- Directed by: Sandra Schießl
- Screenplay by: Marcus Sauermann
- Produced by: Marion Heinßen Jan Weitendorf
- Cinematography: Mikolaj Jaroszewicz
- Music by: Jens Fischer
- Release date: 2007;
- Running time: 30 minutes
- Country: Germany
- Language: German

= Tomte Tummetott and the Fox =

2007 film by Sandra Schießl

Tomte Tummetott and the Fox (original: Tomte Tummetott und der Fuchs) is a 2007 German film directed by Sandra Schießl and based on the novels The Tomten and The Tomten and the Fox by Astrid Lindgren.

== Plot ==
It is winter and the landscape is covered in snow. All animals are hungry, especially the fox. He wants to kill and eat the chicken in the stable. Meanwhile, Emma wants to put food outside for the dwarf Tomte Tummetott. Her older brothers laugh at her, because they think Tomte Tummetott doesn't exist. Her mother however says that, just because if someone can't see it, it doesn't mean it doesn't exist.

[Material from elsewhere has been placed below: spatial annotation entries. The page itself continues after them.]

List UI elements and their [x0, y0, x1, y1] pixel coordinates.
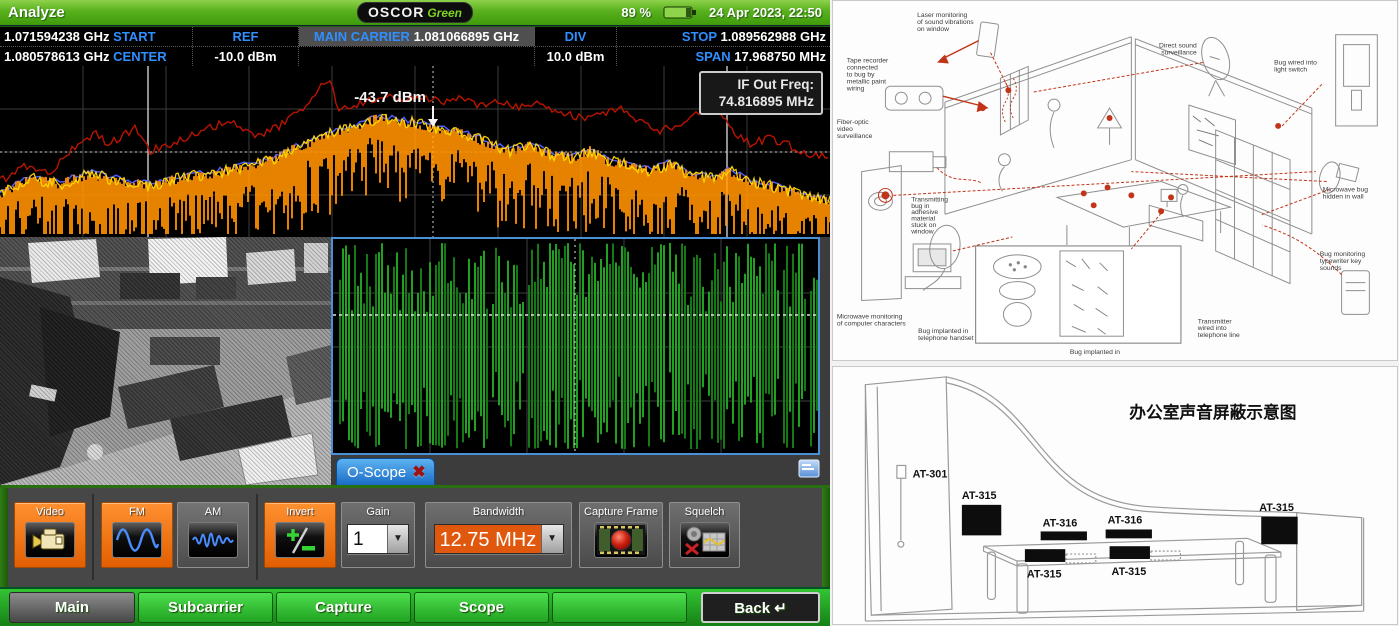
controls-bar: Video FM AM Invert [0, 485, 830, 587]
gain-value: 1 [348, 525, 387, 553]
nav-scope[interactable]: Scope [414, 592, 549, 623]
start-field: 1.071594238 GHz START [0, 27, 193, 46]
video-button[interactable]: Video [14, 502, 86, 568]
device-label: AT-315 [962, 490, 997, 502]
bandwidth-value: 12.75 MHz [435, 525, 541, 553]
bandwidth-group: Bandwidth 12.75 MHz ▼ [425, 502, 572, 568]
fm-button[interactable]: FM [101, 502, 173, 568]
datetime: 24 Apr 2023, 22:50 [709, 5, 822, 20]
main-carrier-field: MAIN CARRIER 1.081066895 GHz [299, 27, 535, 46]
device-label: AT-301 [913, 468, 948, 480]
nav-capture[interactable]: Capture [276, 592, 411, 623]
back-button[interactable]: Back ↵ [701, 592, 820, 623]
title-bar: Analyze OSCOR Green 89 % 24 Apr 2023, 22… [0, 0, 830, 26]
chevron-down-icon[interactable]: ▼ [541, 525, 563, 553]
if-out-freq-box: IF Out Freq: 74.816895 MHz [700, 72, 822, 114]
page-title: Analyze [8, 4, 65, 21]
svg-text:IF Out Freq:: IF Out Freq: [738, 77, 815, 92]
film-frame-icon [594, 522, 648, 558]
nav-subcarrier[interactable]: Subcarrier [138, 592, 273, 623]
diagram-label: Transmitterwired intotelephone line [1197, 318, 1240, 339]
frequency-header: 1.071594238 GHz START REF MAIN CARRIER 1… [0, 27, 830, 66]
diagram-label: Fiber-opticvideosurveillance [837, 119, 873, 140]
screenshot-root: Analyze OSCOR Green 89 % 24 Apr 2023, 22… [0, 0, 1399, 626]
invert-button[interactable]: Invert [264, 502, 336, 568]
close-icon[interactable]: ✖ [412, 462, 425, 482]
fm-wave-icon [112, 522, 162, 558]
span-field: SPAN 17.968750 MHz [617, 47, 830, 66]
div-label: DIV [535, 27, 617, 46]
ref-value: -10.0 dBm [193, 47, 299, 66]
svg-text:74.816895 MHz: 74.816895 MHz [719, 94, 815, 109]
sound-masking-diagram: 办公室声音屏蔽示意图 AT-301 AT-315 AT-316 AT-316 A… [832, 366, 1398, 625]
marker-readout: -43.7 dBm [354, 89, 426, 106]
oscor-analyzer-panel: Analyze OSCOR Green 89 % 24 Apr 2023, 22… [0, 0, 830, 626]
bandwidth-dropdown[interactable]: 12.75 MHz ▼ [434, 524, 564, 554]
nav-main[interactable]: Main [9, 592, 135, 623]
invert-plus-minus-icon [275, 522, 325, 558]
capture-frame-button[interactable]: Capture Frame [579, 502, 663, 568]
device-label: AT-315 [1027, 569, 1062, 581]
stop-field: STOP 1.089562988 GHz [617, 27, 830, 46]
diagram-label: Bug monitoringtypewriter keysounds [1320, 251, 1366, 272]
diagram-label: Microwave monitoringof computer characte… [837, 313, 907, 327]
oscilloscope-window: O-Scope ✖ [331, 237, 830, 485]
battery-icon [663, 5, 697, 20]
gain-dropdown[interactable]: 1 ▼ [347, 524, 409, 554]
masking-title: 办公室声音屏蔽示意图 [1129, 402, 1296, 422]
squelch-button[interactable]: Squelch [669, 502, 740, 568]
oscope-tab-bar: O-Scope ✖ [331, 455, 830, 485]
diagram-label: Laser monitoringof sound vibrationson wi… [917, 12, 974, 33]
gain-group: Gain 1 ▼ [341, 502, 415, 568]
div-value: 10.0 dBm [535, 47, 617, 66]
diagram-label: Direct soundsurveillance [1159, 43, 1197, 57]
ref-label: REF [193, 27, 299, 46]
diagram-label: Bug implanted intelephone handset [918, 328, 974, 342]
video-camera-icon [25, 522, 75, 558]
battery-percent: 89 % [621, 5, 651, 20]
chevron-down-icon[interactable]: ▼ [387, 525, 408, 553]
device-label: AT-315 [1259, 502, 1294, 514]
diagram-label: Microwave bughidden in wall [1323, 186, 1369, 200]
diagram-label: Transmittingbug inadhesivematerialstuck … [910, 196, 948, 235]
oscilloscope-display [331, 237, 820, 455]
equipment-photo [0, 237, 331, 485]
am-button[interactable]: AM [177, 502, 249, 568]
window-icon[interactable] [798, 459, 820, 478]
bugged-room-diagram: Laser monitoringof sound vibrationson wi… [832, 0, 1398, 361]
device-label: AT-316 [1108, 515, 1143, 527]
device-label: AT-315 [1112, 566, 1147, 578]
diagram-label: Tape recorderconnectedto bug bymetallic … [846, 57, 889, 92]
center-field: 1.080578613 GHz CENTER [0, 47, 193, 66]
spectrum-display: -43.7 dBm IF Out Freq: 74.816895 MHz [0, 66, 830, 237]
diagram-label: Bug wired intolight switch [1274, 59, 1317, 73]
diagram-label: Bug implanted in [1070, 349, 1120, 356]
oscor-logo: OSCOR Green [357, 2, 473, 23]
am-wave-icon [188, 522, 238, 558]
return-arrow-icon: ↵ [774, 600, 787, 617]
nav-blank[interactable] [552, 592, 687, 623]
device-label: AT-316 [1043, 518, 1078, 530]
oscope-tab[interactable]: O-Scope ✖ [336, 458, 435, 485]
bottom-nav: Main Subcarrier Capture Scope Back ↵ [0, 587, 830, 626]
squelch-icon [680, 522, 730, 558]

Meanwhile, the mice see that the fox is on his way to the chicken stable. They inform Tomte Tummetott, who tells them to let the dog know about this. Then Tomte feeds the other animals. He tells them that he saw many winters come and go and that they have to be patient as this winter will also give way to spring.

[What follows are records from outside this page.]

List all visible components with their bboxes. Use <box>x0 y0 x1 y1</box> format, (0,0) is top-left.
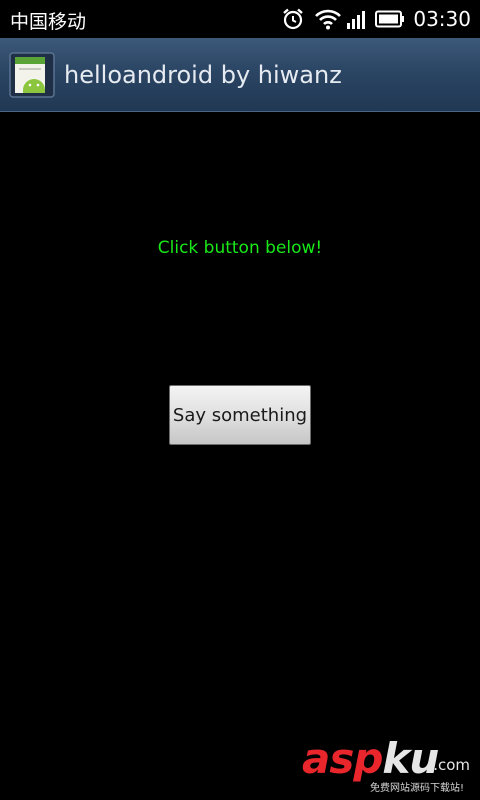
aspku-watermark: aspku .com 免费网站源码下载站! <box>302 734 474 796</box>
alarm-icon <box>281 7 305 31</box>
title-bar: helloandroid by hiwanz <box>0 38 480 112</box>
status-bar: 中国移动 03:30 <box>0 0 480 38</box>
watermark-logo-ku: ku <box>382 734 439 783</box>
battery-icon <box>375 10 405 28</box>
say-something-button[interactable]: Say something <box>169 385 311 445</box>
watermark-tagline: 免费网站源码下载站! <box>369 783 464 794</box>
status-icons: 03:30 <box>281 0 480 38</box>
wifi-icon <box>315 8 342 30</box>
main-content: Click button below! Say something <box>0 112 480 800</box>
app-title: helloandroid by hiwanz <box>64 61 342 89</box>
hint-text: Click button below! <box>157 238 323 258</box>
carrier-name: 中国移动 <box>10 11 87 33</box>
android-app-icon <box>9 52 55 98</box>
watermark-logo: aspku <box>302 734 439 783</box>
status-clock: 03:30 <box>413 7 471 31</box>
signal-icon <box>345 8 367 30</box>
watermark-domain: .com <box>433 756 470 774</box>
watermark-logo-asp: asp <box>302 734 383 783</box>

With the help from the dog, the cow and the mice Tomte can stop the fox from killing and eating the chicken.

Tomte gives the food that Emma has put outside for him to the fox. Emma watches the scene. She is so happy that she finally saw Tomte, but when she calls her mother and brothers Tomte is gone. Only the fox is outside eating the food from Emma.

==Cast==

| Figure | English (voice) | German (voice) |
|---|---|---|
| Tomte Tummetott | Max Hafler | Achim Hall |
| Fox | Rod Goodall | Wolf Frass |
| Emma | Kim Larney | Florentine Stein |
| Dog | Drew Lucas | Peter Kirchberger |
| Chicken | Eileen Gibbons | Ruth Rockenschaub |
| Chicken | Helen Gregg | Karime Vakilzadeh |
| Chicken | Hilary Kavanagh | Christiane Carstens |
| Mouse | Gary Hetzler | Monty Arnold |
| Mouse | Hilary Kavanagh | Karime Vakilzadeh |
| Cow | Helen Gregg | Andrea Bongers |
| Sheep | Gery Hetzler | Robert Missler |
| older boy | Heather Keegan | Aaron Kaulbarsch |
| younger boy | Tiernan Surlis | Flemming Stein |
| Mother | Helen Gregg | Marion von Stengel |
| Father | John Murphy | Bruno Bachem |

== Background ==
The film was produced by TRIKK17 in Hamburg, St. Pauli. The work on the 30 minutes film took over a year. In spring 2006, Jan Weitendorf, from the Friedrich Oetinger company, went to Sweden, to talk with Astrid Lindgren's grandson Nils Nyman about the project. He told him that he wanted to make the film as a stop motion animation. Nils Nyman found that interesting and agreed to the making of the film.

The original poem about Tomte was made by Viktor Rydberg. Harald Wiberg later made some pictures of Tomte. Astrid Lindgren wrote the story much later, so that people all around the world can read the story. The film was made by a total of 41,106 individual images. In Germany next to the film also an audio play of the film has been released.

=== English release ===
The film was translated into English by David Henry Wilson. It was shown on several international film festivals. The English version was also released on the German DVD, but only the film was translated and dubbed into English, not the making off which was released on the same DVD. The DVD also features the Tomte Tummetott song in English, German and Swedish.

==Reception==
=== Awards ===
2007
- Grand Prix Award, 6. Animation Contest of Folktales and Fables - in Hida-Takayama, Japan
2008
- Grimme-Preis

===Critical response===
Deutsche Film- und Medienbewertung (FBW) called Tomte Tummetott and the Fox a wonderfully filmed Christmas story. They noted that characters are detailed, and that everything fits in perfectly in this animated film.

Kinofilmwelt.de said that children, as well as adults, are addressed by this family film which has an amazing Christmas atmosphere.

Flimmo believes the film is characterized by its loving and charming realisation. Children in preschool will find it easy to follow the plot in the film, which also can be enjoyed by older children and adults.

== Trivia ==
- Emma has a Pippi Longstocking doll in the film.